First, it is commonly believed that there is no pattern to prime numbers. Research studied under this belief might very well be simply falling prey to self-fullfilling prophecy. We know that prime numbers do indeed have a pattern. How? Because color-coding a Pascal Triangle to look like a Sierpinski Gasket shows that prime numbers form perfect fractals, while composite numbers show overlapping fractcals. I discussed this a little while ago. Using this method, with just a couple sentences of explanation, ANYONE can look at a picture (mod some number) and tell you if it is a prime number or not (primes look clean, composites look cluttered). The pattern is visually obvious.

Second, let's tackle the concept that '1' is not a prime number... Some people will tell you that '1' isn't prime because it doesn't fit the rules. Others because it isn't convenient. Still others say it was due to the Greeks thinking number games weren't as challenging with it. Hell, you are probably wondering why we even care... Simple: If '1' IS a prime number, then all the equations that don't

*quite*work change... the math changes... We get rid of "except 1" or ">=2" type of exceptions... but most importantly, because it would force us to look at things differently -- which is what we desperately need if we are going to 'solve' primes.

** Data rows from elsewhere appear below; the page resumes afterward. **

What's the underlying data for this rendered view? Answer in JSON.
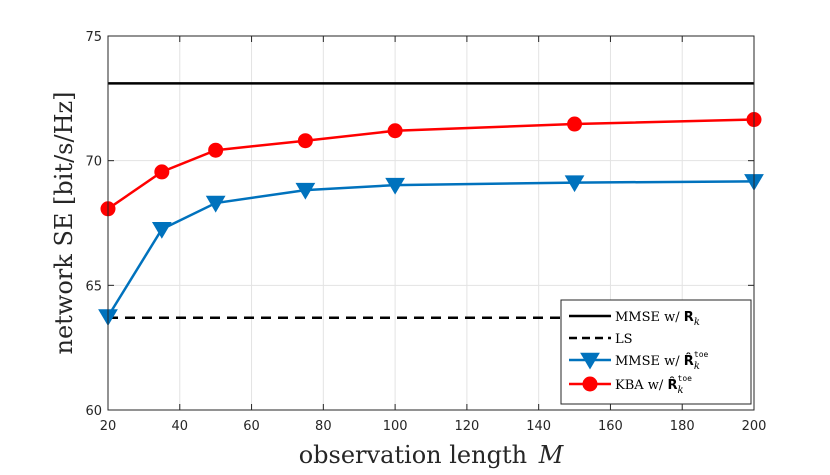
{
  "chart_data": {
    "type": "line",
    "title": "",
    "xlabel": "observation length",
    "xlabel_var": "M",
    "ylabel": "network SE [bit/s/Hz]",
    "xlim": [
      20,
      200
    ],
    "ylim": [
      60,
      75
    ],
    "xticks": [
      20,
      40,
      60,
      80,
      100,
      120,
      140,
      160,
      180,
      200
    ],
    "yticks": [
      60,
      65,
      70,
      75
    ],
    "grid": true,
    "legend_position": "bottom-right",
    "series": [
      {
        "name": "MMSE w/ R_k",
        "legend_main": "MMSE w/ ",
        "legend_sym": "R",
        "legend_sub": "k",
        "legend_sup": "",
        "color": "#000000",
        "style": "solid",
        "marker": "none",
        "x": [
          20,
          200
        ],
        "values": [
          73.1,
          73.1
        ]
      },
      {
        "name": "LS",
        "legend_main": "LS",
        "legend_sym": "",
        "legend_sub": "",
        "legend_sup": "",
        "color": "#000000",
        "style": "dashed",
        "marker": "none",
        "x": [
          20,
          200
        ],
        "values": [
          63.7,
          63.7
        ]
      },
      {
        "name": "MMSE w/ R̂_k^toe",
        "legend_main": "MMSE w/ ",
        "legend_sym": "R̂",
        "legend_sub": "k",
        "legend_sup": "toe",
        "color": "#0072BD",
        "style": "solid",
        "marker": "triangle-down",
        "x": [
          20,
          35,
          50,
          75,
          100,
          150,
          200
        ],
        "values": [
          63.75,
          67.25,
          68.3,
          68.82,
          69.02,
          69.12,
          69.17
        ]
      },
      {
        "name": "KBA w/ R̂_k^toe",
        "legend_main": "KBA w/ ",
        "legend_sym": "R̂",
        "legend_sub": "k",
        "legend_sup": "toe",
        "color": "#FF0000",
        "style": "solid",
        "marker": "circle",
        "x": [
          20,
          35,
          50,
          75,
          100,
          150,
          200
        ],
        "values": [
          68.07,
          69.55,
          70.42,
          70.8,
          71.2,
          71.47,
          71.65
        ]
      }
    ]
  }
}
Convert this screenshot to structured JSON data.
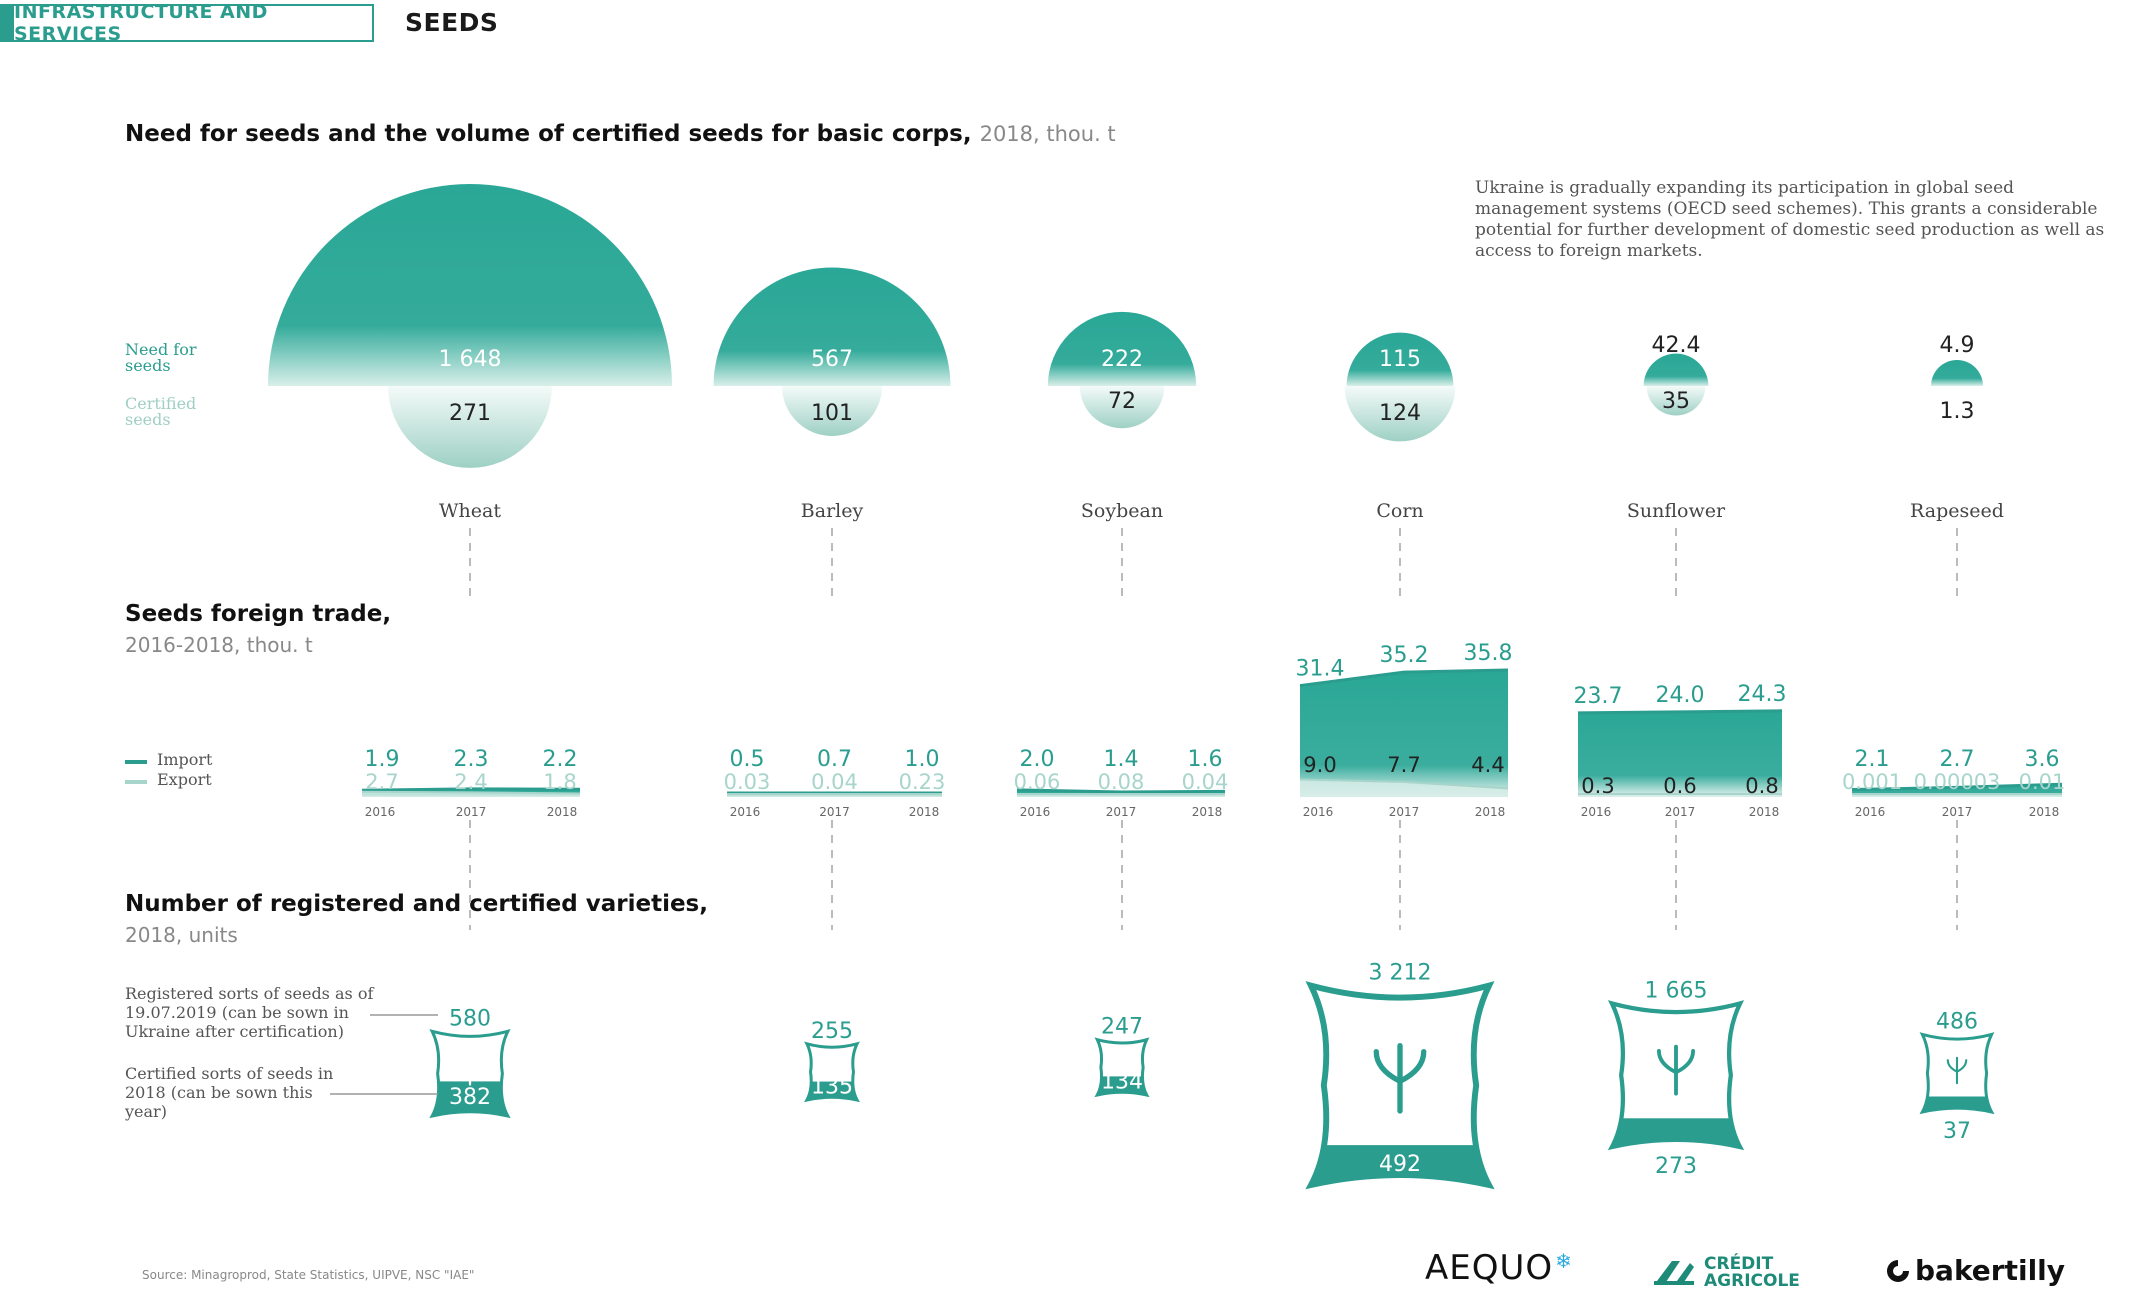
{
  "header": {
    "section": "INFRASTRUCTURE AND SERVICES",
    "topic": "SEEDS"
  },
  "colors": {
    "primary": "#2a9d8f",
    "secondary": "#a8d5cb",
    "guide": "#bbbbbb"
  },
  "note": "Ukraine is gradually expanding its participation in global seed management systems (OECD seed schemes). This grants a considerable potential for further development of domestic seed production as well as access to foreign markets.",
  "legends": {
    "need": "Need for seeds",
    "certified": "Certified seeds",
    "import": "Import",
    "export": "Export",
    "registered": "Registered sorts of seeds as of 19.07.2019 (can be sown in Ukraine after certification)",
    "certified_sorts": "Certified sorts of seeds in 2018 (can be sown this year)"
  },
  "chart_data": [
    {
      "type": "bubble",
      "title": "Need for seeds and the volume of certified seeds for basic corps,",
      "subtitle": "2018, thou. t",
      "categories": [
        "Wheat",
        "Barley",
        "Soybean",
        "Corn",
        "Sunflower",
        "Rapeseed"
      ],
      "series": [
        {
          "name": "Need for seeds",
          "values": [
            1648,
            567,
            222,
            115,
            42.4,
            4.9
          ],
          "labels": [
            "1 648",
            "567",
            "222",
            "115",
            "42.4",
            "4.9"
          ]
        },
        {
          "name": "Certified seeds",
          "values": [
            271,
            101,
            72,
            124,
            35,
            1.3
          ],
          "labels": [
            "271",
            "101",
            "72",
            "124",
            "35",
            "1.3"
          ]
        }
      ]
    },
    {
      "type": "area",
      "title": "Seeds foreign trade,",
      "subtitle": "2016-2018, thou. t",
      "x": [
        "2016",
        "2017",
        "2018"
      ],
      "series": [
        {
          "name": "Import",
          "values": {
            "Wheat": [
              1.9,
              2.3,
              2.2
            ],
            "Barley": [
              0.5,
              0.7,
              1.0
            ],
            "Soybean": [
              2.0,
              1.4,
              1.6
            ],
            "Corn": [
              31.4,
              35.2,
              35.8
            ],
            "Sunflower": [
              23.7,
              24.0,
              24.3
            ],
            "Rapeseed": [
              2.1,
              2.7,
              3.6
            ]
          },
          "labels": {
            "Wheat": [
              "1.9",
              "2.3",
              "2.2"
            ],
            "Barley": [
              "0.5",
              "0.7",
              "1.0"
            ],
            "Soybean": [
              "2.0",
              "1.4",
              "1.6"
            ],
            "Corn": [
              "31.4",
              "35.2",
              "35.8"
            ],
            "Sunflower": [
              "23.7",
              "24.0",
              "24.3"
            ],
            "Rapeseed": [
              "2.1",
              "2.7",
              "3.6"
            ]
          }
        },
        {
          "name": "Export",
          "values": {
            "Wheat": [
              2.7,
              2.4,
              1.8
            ],
            "Barley": [
              0.03,
              0.04,
              0.23
            ],
            "Soybean": [
              0.06,
              0.08,
              0.04
            ],
            "Corn": [
              9.0,
              7.7,
              4.4
            ],
            "Sunflower": [
              0.3,
              0.6,
              0.8
            ],
            "Rapeseed": [
              0.001,
              3e-05,
              0.01
            ]
          },
          "labels": {
            "Wheat": [
              "2.7",
              "2.4",
              "1.8"
            ],
            "Barley": [
              "0.03",
              "0.04",
              "0.23"
            ],
            "Soybean": [
              "0.06",
              "0.08",
              "0.04"
            ],
            "Corn": [
              "9.0",
              "7.7",
              "4.4"
            ],
            "Sunflower": [
              "0.3",
              "0.6",
              "0.8"
            ],
            "Rapeseed": [
              "0.001",
              "0.00003",
              "0.01"
            ]
          }
        }
      ]
    },
    {
      "type": "pictogram",
      "title": "Number of registered and certified varieties,",
      "subtitle": "2018, units",
      "categories": [
        "Wheat",
        "Barley",
        "Soybean",
        "Corn",
        "Sunflower",
        "Rapeseed"
      ],
      "series": [
        {
          "name": "Registered",
          "values": [
            580,
            255,
            247,
            3212,
            1665,
            486
          ],
          "labels": [
            "580",
            "255",
            "247",
            "3 212",
            "1 665",
            "486"
          ]
        },
        {
          "name": "Certified",
          "values": [
            382,
            135,
            134,
            492,
            273,
            37
          ],
          "labels": [
            "382",
            "135",
            "134",
            "492",
            "273",
            "37"
          ]
        }
      ]
    }
  ],
  "source": "Source: Minagroprod, State Statistics, UIPVE, NSC \"IAE\"",
  "logos": {
    "aequo": "AEQUO",
    "ca_line1": "CRÉDIT",
    "ca_line2": "AGRICOLE",
    "baker": "bakertilly"
  }
}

So, what about the argument that it doesn't fit the rules? What is the definition of a prime number? Generally, people assume it is "any number greater than 1 that has only 1 and itself as factors".. So 1*3 is prime because no other number is a factor. 1*4 is not prime because 2 is a factor. 1*1 has no other factors, therefore it should be considered prime. But, you also see why people have a problem with it. Because it is also a square ;) They always say "1 and itself"... Well, under that definition '1' should be prime. The only reason they say it isn't is because they add the clause "greater than 1" or "except 1" to the rule. Occam's razor fans should be well aware of the problem here. You don't add a single exception (for a number that would otherwise work) just because you don't like or understand it.

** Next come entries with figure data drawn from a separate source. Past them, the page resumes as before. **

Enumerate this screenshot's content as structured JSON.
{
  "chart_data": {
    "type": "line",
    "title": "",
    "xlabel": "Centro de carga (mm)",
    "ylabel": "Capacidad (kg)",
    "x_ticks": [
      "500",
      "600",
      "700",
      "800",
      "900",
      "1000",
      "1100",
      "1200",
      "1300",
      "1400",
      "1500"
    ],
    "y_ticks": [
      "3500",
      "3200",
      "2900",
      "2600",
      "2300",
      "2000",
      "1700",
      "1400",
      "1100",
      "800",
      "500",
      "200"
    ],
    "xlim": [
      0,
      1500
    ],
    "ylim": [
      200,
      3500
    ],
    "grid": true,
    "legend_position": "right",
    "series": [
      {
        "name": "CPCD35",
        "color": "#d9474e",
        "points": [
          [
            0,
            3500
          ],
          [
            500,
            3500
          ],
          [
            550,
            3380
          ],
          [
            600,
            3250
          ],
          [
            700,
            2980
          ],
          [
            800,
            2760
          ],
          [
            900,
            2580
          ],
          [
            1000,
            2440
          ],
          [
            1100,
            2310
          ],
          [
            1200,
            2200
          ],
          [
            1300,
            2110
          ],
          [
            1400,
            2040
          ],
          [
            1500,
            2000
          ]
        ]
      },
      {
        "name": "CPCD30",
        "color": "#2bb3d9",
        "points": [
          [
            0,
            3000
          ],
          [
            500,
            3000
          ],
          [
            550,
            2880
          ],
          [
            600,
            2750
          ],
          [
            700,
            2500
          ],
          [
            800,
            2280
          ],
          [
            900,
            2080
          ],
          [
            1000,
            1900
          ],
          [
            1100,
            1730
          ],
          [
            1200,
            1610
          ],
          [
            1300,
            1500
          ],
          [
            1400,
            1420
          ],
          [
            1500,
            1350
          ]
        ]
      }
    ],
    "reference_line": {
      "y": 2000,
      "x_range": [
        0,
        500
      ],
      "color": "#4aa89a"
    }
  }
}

You are probably still wondering why we care... Let's say you are writing an equation... f(n)=nth prime. Well, if '1' is prime, then all the current attempts are actually doing f(n)=(n+1)st prime... thus patterns may be easier to see if we quit assuming 1 can't be prime.

What other assumptions do we have? Primes get further and further apart... Not true... No matter how high you go, there will be twin primes. This tells us that twin primes are not a special case or exception -- but are in fact part of the pattern. And don't forget what we said earlier -- it is a fractal -- so it repeats forever.

In fact, the whole concept that there are 'types of primes' is simply a misnomer. Each type of prime is simply a subset of the fractal.